Over the years, Congress has tried to strengthen oversight and improve the $8 billion program. In December, the Obama administration put into effect a sensible evaluation system that will allow federal officials to judge the effectiveness of individual Head Start centers and to shut down chronic low performers.
Last month, scores of Head Start grant recipients in about 40 states -- including those in New York City, Los Angeles, Baltimore and New Haven -- were informed that they will be required to reapply for their grants because they do not meet certain administrative requirements. Those programs will now have to compete with other potential providers, who will have a chance to show that they can do a better job.

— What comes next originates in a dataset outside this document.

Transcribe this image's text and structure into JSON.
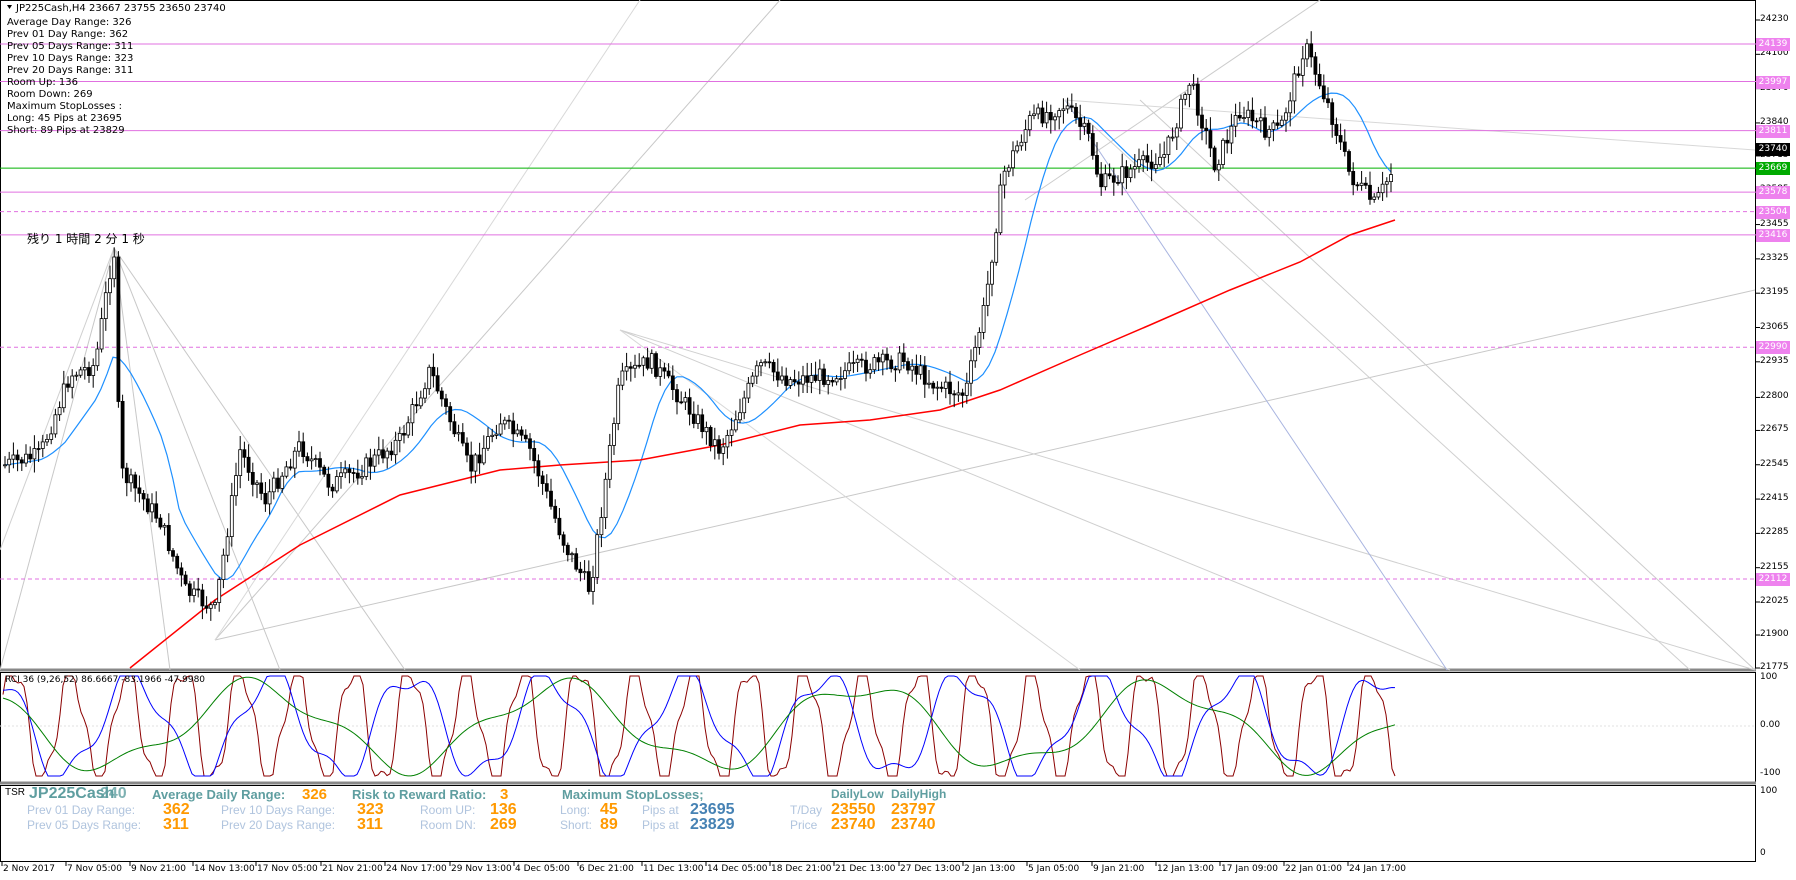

These reforms are part of the Improving Head Start for School Readiness Act of 2007, which required programs to raise teacher qualifications, improve classroom offerings and broaden access to vulnerable groups, including children who are homeless.
In the next few years, all the country's 1,800 or so Head Start grant holders will be evaluated for performance, including the effectiveness of teachers as measured by visiting evaluators. The classroom rating system will begin this year, and deficient programs will be reviewed for eligibility for federal money. The reforms, which also include more technical assistance for program providers, have the backing of Head Start defenders like the National Head Start Association, which supports greater accountability from the preschool centers.
Even as the Obama administration strengthens performance measures, financing for Head Start may be at risk in fiscal 2013, when big federal spending cuts start to kick in. Education is a major part of the nondefense discretionary budget that falls under the spending caps approved by Congress. Preschool for disadvantaged children should not be another casualty of the budget wars.